Thank you for your reply! I changed my conda environment to torch 1.13.0 and cuda117, and I haven't met the invalid configuration argument error since. Torch version lower than 1.13.0 would all encounter this problem on my machine. With the above problem solved, there is a memory leakage problem occurred during my training. I use one RTX 3090 with 24G, set batchsize to 2. The allocated memory will continue increasing during the training and the CUDA out of memory problem will occur. I am still trying to locate the code that caused this memory leakage. It would be of great help if you can give some suggestions. Thank you!

Luo-Z13 commented 2 weeks ago

box_iou_rotated

Hello, first you can check if the CUDA driver and PyTorch versions are compatible; then, you can print the input tensors of box_iou_rotated to verify if the format of the input bounding boxes is correct. Finally, if all the above results are normal, I believe it might be a hardware issue.

Thank you for your reply! I changed my conda environment to torch 1.13.0 and cuda117, and I haven't met the invalid configuration argument error since. Torch version lower than 1.13.0 would all encounter this problem on my machine. With the above problem solved, there is a memory leakage problem occurred during my training. I use one RTX 3090 with 24G, set batchsize to 2. The allocated memory will continue increasing during the training and the CUDA out of memory problem will occur. I am still trying to locate the code that caused this memory leakage. It would be of great help if you can give some suggestions. Thank you!

Hi, you can refer to https://github.com/Luo-Z13/pointobb/blob/main/environment.yml to check your environment.

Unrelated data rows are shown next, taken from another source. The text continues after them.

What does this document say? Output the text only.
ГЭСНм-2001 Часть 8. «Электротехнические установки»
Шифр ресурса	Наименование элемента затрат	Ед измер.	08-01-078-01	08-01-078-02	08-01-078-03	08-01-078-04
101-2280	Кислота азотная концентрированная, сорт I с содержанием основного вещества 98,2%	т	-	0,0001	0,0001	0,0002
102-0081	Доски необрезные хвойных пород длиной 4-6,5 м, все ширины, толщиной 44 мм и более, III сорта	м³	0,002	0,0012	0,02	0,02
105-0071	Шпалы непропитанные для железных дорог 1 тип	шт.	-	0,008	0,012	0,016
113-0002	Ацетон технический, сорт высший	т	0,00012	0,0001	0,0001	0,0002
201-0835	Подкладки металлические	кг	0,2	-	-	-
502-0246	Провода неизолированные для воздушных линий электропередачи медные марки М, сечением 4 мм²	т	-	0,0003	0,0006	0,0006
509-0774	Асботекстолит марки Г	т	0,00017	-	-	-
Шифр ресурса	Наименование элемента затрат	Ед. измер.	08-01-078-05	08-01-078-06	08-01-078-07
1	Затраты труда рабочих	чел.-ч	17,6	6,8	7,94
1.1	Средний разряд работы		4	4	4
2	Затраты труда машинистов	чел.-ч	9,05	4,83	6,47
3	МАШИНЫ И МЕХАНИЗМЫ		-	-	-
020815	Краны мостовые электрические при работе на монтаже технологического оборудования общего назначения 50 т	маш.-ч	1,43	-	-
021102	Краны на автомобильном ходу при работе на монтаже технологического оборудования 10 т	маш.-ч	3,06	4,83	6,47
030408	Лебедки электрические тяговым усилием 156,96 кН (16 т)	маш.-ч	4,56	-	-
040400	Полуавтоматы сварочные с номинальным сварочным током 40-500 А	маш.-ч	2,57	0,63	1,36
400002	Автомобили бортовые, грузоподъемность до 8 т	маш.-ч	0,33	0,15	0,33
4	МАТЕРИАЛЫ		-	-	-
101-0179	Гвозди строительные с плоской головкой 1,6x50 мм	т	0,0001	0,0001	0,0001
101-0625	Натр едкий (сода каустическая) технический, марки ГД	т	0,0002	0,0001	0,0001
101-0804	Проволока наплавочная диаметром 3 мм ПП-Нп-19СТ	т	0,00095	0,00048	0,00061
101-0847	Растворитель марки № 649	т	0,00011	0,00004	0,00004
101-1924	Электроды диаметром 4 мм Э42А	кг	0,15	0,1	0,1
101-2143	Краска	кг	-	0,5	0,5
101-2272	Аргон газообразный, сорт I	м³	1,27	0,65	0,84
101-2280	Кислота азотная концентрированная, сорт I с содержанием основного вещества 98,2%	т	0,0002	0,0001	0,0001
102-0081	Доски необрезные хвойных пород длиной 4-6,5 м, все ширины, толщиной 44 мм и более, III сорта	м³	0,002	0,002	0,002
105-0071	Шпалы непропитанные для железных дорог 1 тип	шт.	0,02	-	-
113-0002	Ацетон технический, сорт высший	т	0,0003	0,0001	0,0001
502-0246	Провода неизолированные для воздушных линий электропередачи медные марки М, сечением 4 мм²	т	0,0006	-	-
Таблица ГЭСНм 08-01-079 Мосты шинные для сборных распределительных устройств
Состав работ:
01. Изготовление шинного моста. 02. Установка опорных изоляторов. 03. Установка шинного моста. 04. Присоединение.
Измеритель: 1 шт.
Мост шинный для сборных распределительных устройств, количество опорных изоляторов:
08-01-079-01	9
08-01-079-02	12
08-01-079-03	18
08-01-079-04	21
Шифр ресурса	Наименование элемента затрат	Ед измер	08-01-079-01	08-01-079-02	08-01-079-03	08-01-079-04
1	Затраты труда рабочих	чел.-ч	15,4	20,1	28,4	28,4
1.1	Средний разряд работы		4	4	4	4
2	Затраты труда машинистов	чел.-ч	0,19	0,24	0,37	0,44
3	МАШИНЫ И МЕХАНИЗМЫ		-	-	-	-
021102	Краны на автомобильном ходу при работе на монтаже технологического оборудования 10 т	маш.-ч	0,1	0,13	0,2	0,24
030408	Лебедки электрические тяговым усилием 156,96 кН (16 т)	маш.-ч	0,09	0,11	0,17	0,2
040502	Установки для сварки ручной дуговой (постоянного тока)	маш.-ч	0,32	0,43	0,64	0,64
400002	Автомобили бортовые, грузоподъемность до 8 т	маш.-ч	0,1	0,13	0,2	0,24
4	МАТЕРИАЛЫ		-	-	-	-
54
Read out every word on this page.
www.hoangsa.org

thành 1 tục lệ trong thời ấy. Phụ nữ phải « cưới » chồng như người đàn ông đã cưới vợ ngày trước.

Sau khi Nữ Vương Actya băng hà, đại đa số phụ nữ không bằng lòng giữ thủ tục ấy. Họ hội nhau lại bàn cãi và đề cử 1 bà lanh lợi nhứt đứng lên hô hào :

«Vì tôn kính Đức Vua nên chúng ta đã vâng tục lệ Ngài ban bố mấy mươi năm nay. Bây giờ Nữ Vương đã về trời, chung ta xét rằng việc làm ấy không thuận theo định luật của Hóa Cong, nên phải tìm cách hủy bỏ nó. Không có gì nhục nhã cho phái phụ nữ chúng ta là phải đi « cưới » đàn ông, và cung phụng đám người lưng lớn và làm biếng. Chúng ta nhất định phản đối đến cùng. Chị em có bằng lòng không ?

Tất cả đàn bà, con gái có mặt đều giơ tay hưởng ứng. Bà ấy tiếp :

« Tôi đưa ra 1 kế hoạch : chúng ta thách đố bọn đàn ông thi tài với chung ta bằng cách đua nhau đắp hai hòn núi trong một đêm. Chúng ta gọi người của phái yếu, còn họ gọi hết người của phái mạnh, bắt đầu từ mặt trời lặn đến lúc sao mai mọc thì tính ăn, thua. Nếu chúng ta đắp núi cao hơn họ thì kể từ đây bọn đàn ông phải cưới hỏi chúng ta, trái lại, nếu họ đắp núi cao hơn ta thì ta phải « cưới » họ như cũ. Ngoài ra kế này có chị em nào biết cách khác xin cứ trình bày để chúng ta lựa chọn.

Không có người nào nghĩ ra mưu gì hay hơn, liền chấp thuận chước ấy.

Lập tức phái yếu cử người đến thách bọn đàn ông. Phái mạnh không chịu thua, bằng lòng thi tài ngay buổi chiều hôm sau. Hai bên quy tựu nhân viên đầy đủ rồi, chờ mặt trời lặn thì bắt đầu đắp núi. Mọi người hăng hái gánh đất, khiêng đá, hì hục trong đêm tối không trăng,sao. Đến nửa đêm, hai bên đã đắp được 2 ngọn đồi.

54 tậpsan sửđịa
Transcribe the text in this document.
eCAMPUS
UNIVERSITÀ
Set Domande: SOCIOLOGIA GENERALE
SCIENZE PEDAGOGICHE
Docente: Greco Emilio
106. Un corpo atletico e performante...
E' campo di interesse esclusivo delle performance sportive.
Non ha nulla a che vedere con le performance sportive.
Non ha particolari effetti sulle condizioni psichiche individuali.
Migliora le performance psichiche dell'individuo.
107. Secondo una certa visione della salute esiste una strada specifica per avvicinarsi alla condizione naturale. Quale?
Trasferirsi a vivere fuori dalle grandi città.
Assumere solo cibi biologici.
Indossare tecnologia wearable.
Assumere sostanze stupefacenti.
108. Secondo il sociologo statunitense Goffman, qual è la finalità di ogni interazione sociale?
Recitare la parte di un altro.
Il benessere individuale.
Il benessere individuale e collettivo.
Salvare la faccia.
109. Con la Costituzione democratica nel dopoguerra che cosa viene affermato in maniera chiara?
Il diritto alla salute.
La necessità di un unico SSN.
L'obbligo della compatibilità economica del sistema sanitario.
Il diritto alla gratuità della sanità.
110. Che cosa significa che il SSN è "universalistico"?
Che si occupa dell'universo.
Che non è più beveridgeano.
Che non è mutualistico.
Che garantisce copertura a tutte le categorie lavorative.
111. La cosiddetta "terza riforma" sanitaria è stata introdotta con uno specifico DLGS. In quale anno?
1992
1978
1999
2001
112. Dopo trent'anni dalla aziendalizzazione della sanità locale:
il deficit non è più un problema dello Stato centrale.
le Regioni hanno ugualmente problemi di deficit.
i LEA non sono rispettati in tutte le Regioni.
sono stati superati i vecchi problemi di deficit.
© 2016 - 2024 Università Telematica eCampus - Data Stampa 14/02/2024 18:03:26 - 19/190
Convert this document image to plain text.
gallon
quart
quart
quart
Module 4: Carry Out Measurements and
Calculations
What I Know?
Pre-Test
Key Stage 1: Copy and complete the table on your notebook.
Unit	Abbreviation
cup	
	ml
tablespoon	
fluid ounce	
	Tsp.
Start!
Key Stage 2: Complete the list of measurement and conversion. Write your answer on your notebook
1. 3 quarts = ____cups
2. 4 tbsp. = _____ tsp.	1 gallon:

ShirleySyh commented 1 week ago

Hi, thank you for your reply. I finally solve the problem I met. It turns out that I link the cuda path in the system environment to my afore-downloaded local cuda driver with version 11.3, which cause the incompatible problem with my downloaded PyTorch. With the change of the correct cuda driver, the code runs successfully. Thanks again for your excellent work!